Chatting with AI Models

The heart of RubyLLM is the Chat object, providing a unified and intuitive interface for conversational interactions with various AI models.

Table of contents

  1. Starting a Conversation
  2. Continuing the Conversation
  3. Guiding the AI with Instructions
  4. Selecting Models and Providers
  5. Multi-modal Conversations
    1. Working with Images
    2. Working with Audio
    3. Working with PDFs
  6. Controlling Creativity: Temperature
  7. Tracking Token Usage
  8. Chat Event Handlers
  9. Next Steps

After reading this guide, you will know:

  • How to start and continue conversations.
  • How to use system prompts (instructions) to guide the AI.
  • How to select specific models and providers.
  • How to interact with models using images, audio, and PDFs.
  • How to control response creativity using temperature.
  • How to track token usage.
  • How to use chat event handlers.

Starting a Conversation

The simplest way to begin is with RubyLLM.chat, which creates a Chat instance using the configured default model (often a capable OpenAI GPT model).

chat = RubyLLM.chat

# The ask method sends a user message and returns the assistant's response
response = chat.ask "Explain the concept of 'Convention over Configuration' in Rails."

# The response is a RubyLLM::Message object
puts response.content
# => "Convention over Configuration (CoC) is a core principle of Ruby on Rails..."

# The response object contains metadata
puts "Model Used: #{response.model_id}"
puts "Tokens Used: #{response.input_tokens} input, #{response.output_tokens} output"

The ask method (aliased as say) adds your message to the conversation history with the :user role and then triggers a request to the AI provider. The returned RubyLLM::Message object represents the assistant’s reply.

Continuing the Conversation

The Chat object maintains the conversation history. Subsequent calls to ask build upon the previous messages.

# Continuing the previous chat...
response = chat.ask "Can you give a specific example in Rails?"
puts response.content
# => "Certainly! A classic example is database table naming..."

# Access the full conversation history
chat.messages.each do |message|
  puts "[#{message.role.to_s.upcase}] #{message.content.lines.first.strip}"
end
# => [USER] Explain the concept of 'Convention over Configuration' in Rails.
# => [ASSISTANT] Convention over Configuration (CoC) is a core principle...
# => [USER] Can you give a specific example in Rails?
# => [ASSISTANT] Certainly! A classic example is database table naming...

Each call to ask sends the entire current message history (up to the model’s context limit) to the provider, allowing the AI to understand the context of your follow-up questions.

Guiding the AI with Instructions

You can provide instructions, also known as system prompts, to guide the AI’s behavior, persona, or response format throughout the conversation. Use the with_instructions method.

chat = RubyLLM.chat

# Set the initial instruction
chat.with_instructions "You are a helpful assistant that explains Ruby concepts simply, like explaining to a five-year-old."

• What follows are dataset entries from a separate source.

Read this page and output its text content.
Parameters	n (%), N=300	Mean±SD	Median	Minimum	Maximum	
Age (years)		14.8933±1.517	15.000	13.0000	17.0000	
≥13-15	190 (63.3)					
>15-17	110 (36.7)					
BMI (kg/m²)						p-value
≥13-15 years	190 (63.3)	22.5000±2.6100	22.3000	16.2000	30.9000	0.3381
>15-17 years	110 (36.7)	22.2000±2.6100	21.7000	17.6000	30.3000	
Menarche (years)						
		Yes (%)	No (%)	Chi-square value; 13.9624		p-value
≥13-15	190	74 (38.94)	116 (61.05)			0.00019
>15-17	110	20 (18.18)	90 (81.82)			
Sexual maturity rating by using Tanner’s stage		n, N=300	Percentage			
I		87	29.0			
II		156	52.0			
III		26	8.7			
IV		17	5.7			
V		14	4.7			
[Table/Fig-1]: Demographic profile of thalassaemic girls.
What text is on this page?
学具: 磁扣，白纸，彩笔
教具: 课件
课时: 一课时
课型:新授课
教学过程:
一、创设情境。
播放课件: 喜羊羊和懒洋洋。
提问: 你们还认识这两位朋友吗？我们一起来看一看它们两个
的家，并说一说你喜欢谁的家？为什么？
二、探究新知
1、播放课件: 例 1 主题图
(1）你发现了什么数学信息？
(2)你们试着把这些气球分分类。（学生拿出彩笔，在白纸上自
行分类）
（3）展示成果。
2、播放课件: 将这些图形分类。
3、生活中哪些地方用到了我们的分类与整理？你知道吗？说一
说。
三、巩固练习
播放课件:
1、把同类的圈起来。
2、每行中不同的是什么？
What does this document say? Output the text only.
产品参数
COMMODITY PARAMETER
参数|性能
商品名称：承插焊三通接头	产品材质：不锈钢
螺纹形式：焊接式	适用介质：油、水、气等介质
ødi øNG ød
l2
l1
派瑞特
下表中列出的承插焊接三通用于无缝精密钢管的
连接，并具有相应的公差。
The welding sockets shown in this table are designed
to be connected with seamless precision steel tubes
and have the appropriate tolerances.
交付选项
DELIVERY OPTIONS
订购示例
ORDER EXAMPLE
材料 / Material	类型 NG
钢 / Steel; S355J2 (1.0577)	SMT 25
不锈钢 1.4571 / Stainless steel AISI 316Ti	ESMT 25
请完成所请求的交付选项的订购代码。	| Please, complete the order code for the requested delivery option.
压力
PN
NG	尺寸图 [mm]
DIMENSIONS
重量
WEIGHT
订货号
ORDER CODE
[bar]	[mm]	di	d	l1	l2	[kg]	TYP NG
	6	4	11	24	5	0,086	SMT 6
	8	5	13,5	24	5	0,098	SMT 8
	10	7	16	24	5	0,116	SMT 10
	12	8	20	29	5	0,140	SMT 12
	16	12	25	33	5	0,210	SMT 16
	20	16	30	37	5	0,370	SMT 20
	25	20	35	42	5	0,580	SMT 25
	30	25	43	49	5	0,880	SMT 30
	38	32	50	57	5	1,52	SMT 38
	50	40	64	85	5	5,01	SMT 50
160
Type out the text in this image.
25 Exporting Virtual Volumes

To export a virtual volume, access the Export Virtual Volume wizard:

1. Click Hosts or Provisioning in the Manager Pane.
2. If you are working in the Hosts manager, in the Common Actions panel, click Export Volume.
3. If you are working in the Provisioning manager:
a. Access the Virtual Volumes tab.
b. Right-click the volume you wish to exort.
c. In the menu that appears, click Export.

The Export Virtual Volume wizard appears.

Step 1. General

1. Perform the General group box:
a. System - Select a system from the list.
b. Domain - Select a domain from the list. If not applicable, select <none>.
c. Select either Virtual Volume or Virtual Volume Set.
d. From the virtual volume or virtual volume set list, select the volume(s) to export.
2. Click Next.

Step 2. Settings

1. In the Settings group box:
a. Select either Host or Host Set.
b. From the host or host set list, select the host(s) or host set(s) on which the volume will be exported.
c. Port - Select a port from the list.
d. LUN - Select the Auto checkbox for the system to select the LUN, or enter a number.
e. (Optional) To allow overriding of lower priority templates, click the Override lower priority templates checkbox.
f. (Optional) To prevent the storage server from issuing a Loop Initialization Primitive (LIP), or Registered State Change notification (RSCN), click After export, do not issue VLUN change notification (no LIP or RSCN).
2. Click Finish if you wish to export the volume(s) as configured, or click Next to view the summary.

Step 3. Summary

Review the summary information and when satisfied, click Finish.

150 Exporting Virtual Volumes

response = chat.ask "What is a variable?"
puts response.content
# => "Imagine you have a special box, and you can put things in it..."

# Use replace: true to ensure only the latest instruction is active
chat.with_instructions "Always end your response with 'Got it?'", replace: true

response = chat.ask "What is a loop?"
puts response.content
# => "A loop is like singing your favorite song over and over again... Got it?"

Instructions are prepended to the conversation history as messages with the :system role. They are particularly useful for setting a consistent tone or providing context the AI should always consider. If you are using the Rails Integration, these system messages are persisted along with user and assistant messages.

Selecting Models and Providers

While RubyLLM.chat uses the default model, you can easily specify a different one.

# Use a specific model via ID or alias
chat_claude = RubyLLM.chat(model: 'claude-3-5-sonnet')
chat_gemini = RubyLLM.chat(model: 'gemini-1.5-pro-latest')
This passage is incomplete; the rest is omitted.